Step 4: Create Directory and Upload Python Script
Create the directories to organize the python script and other project-related files.
Use the scp command to upload the .py script from local to the EC2 instance directory.
scp -i "C:\Users\ishwaryabb\Downloads\Mini Project\AWS\sshkeypair.pem" "C:\Users\ishwaryabb\Downloads\Mini Project\AWS\gdelt_script.py" ec2-13-233-247-25.ap-south-1.compute.amazonaws.com:/home/ec2-user/Project/script
Step 5: Install Python 3 & Download all the supporting python packages in the root directory
Run the following commands to install python 3, configure pip and install the required packages.
sudo yum install python3
sudo yum install python35-pip
Example: pip install boto3
Step 6: Run the Python Script
Run the python script using the python3 script_name.py command.
Step 7: Schedule a crontab
Schedule a crontab to run the python script (the instance uses UTC timezone).
sudo crontab -e – Edit your crontab file, or create one if it doesn't already exist.
36 22 * * * /usr/bin/python3 /script/gdelt_script.py
sudo crontab -l – Display your crontab file.
sudo crontab -r – Remove your crontab file.
Run this command in the EC2 instance (any directory)
Once all steps are completed and the EC2 instance is in a running state, the scheduled python script will run every day at the mentioned time.

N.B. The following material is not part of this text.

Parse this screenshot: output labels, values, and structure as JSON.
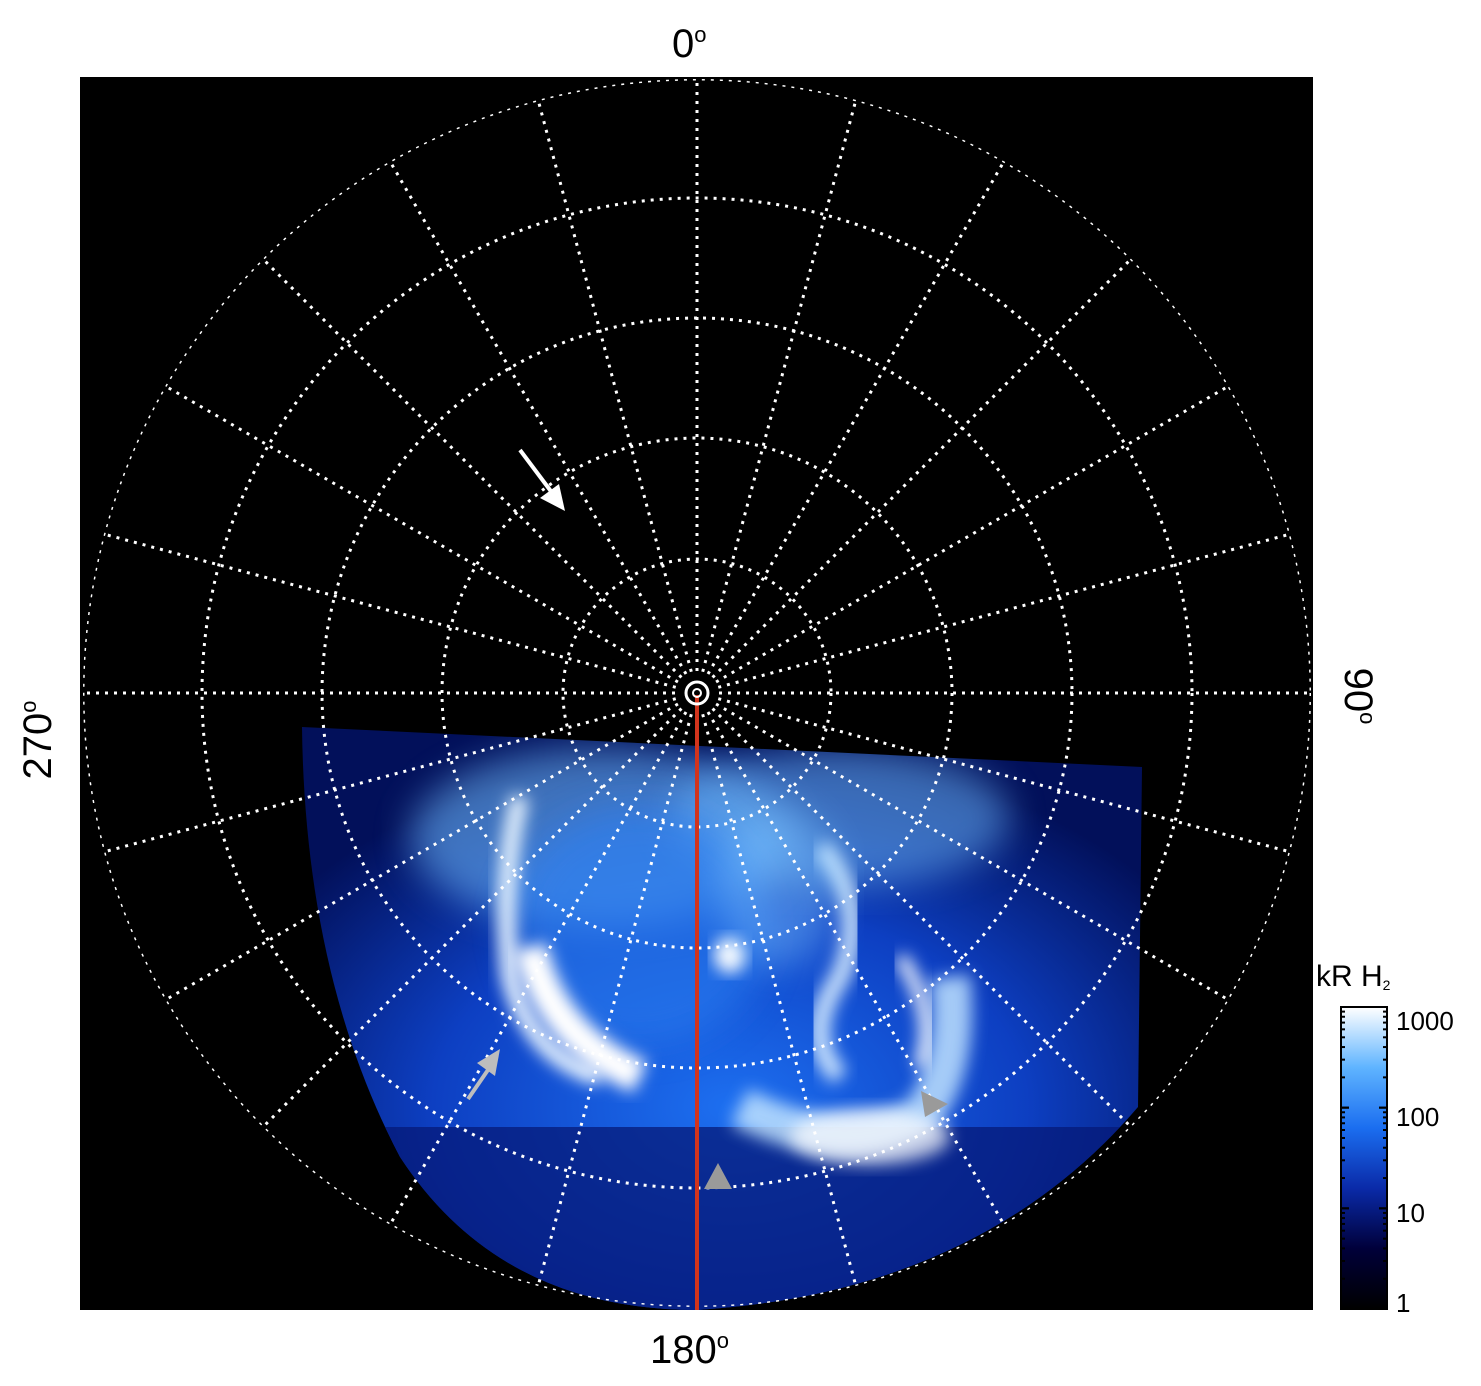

Note that crontab has to be configured every time the instance is started after stopping.
Downloading, extracting, and copying files to S3 is achieved in 7 steps. First, an EC2 instance is created in AWS with a configuration based on the maximum size of the file to be downloaded. Later the system is configured so that we can connect to the EC2 cloud instance via the command line interface. Now directories are created as needed so that the python script can be hosted. Python 3 is installed, and all the libraries required for the script to run are installed in the EC2 instance via the CLI. Finally, the python script is scheduled using crontab, and it runs at the scheduled time.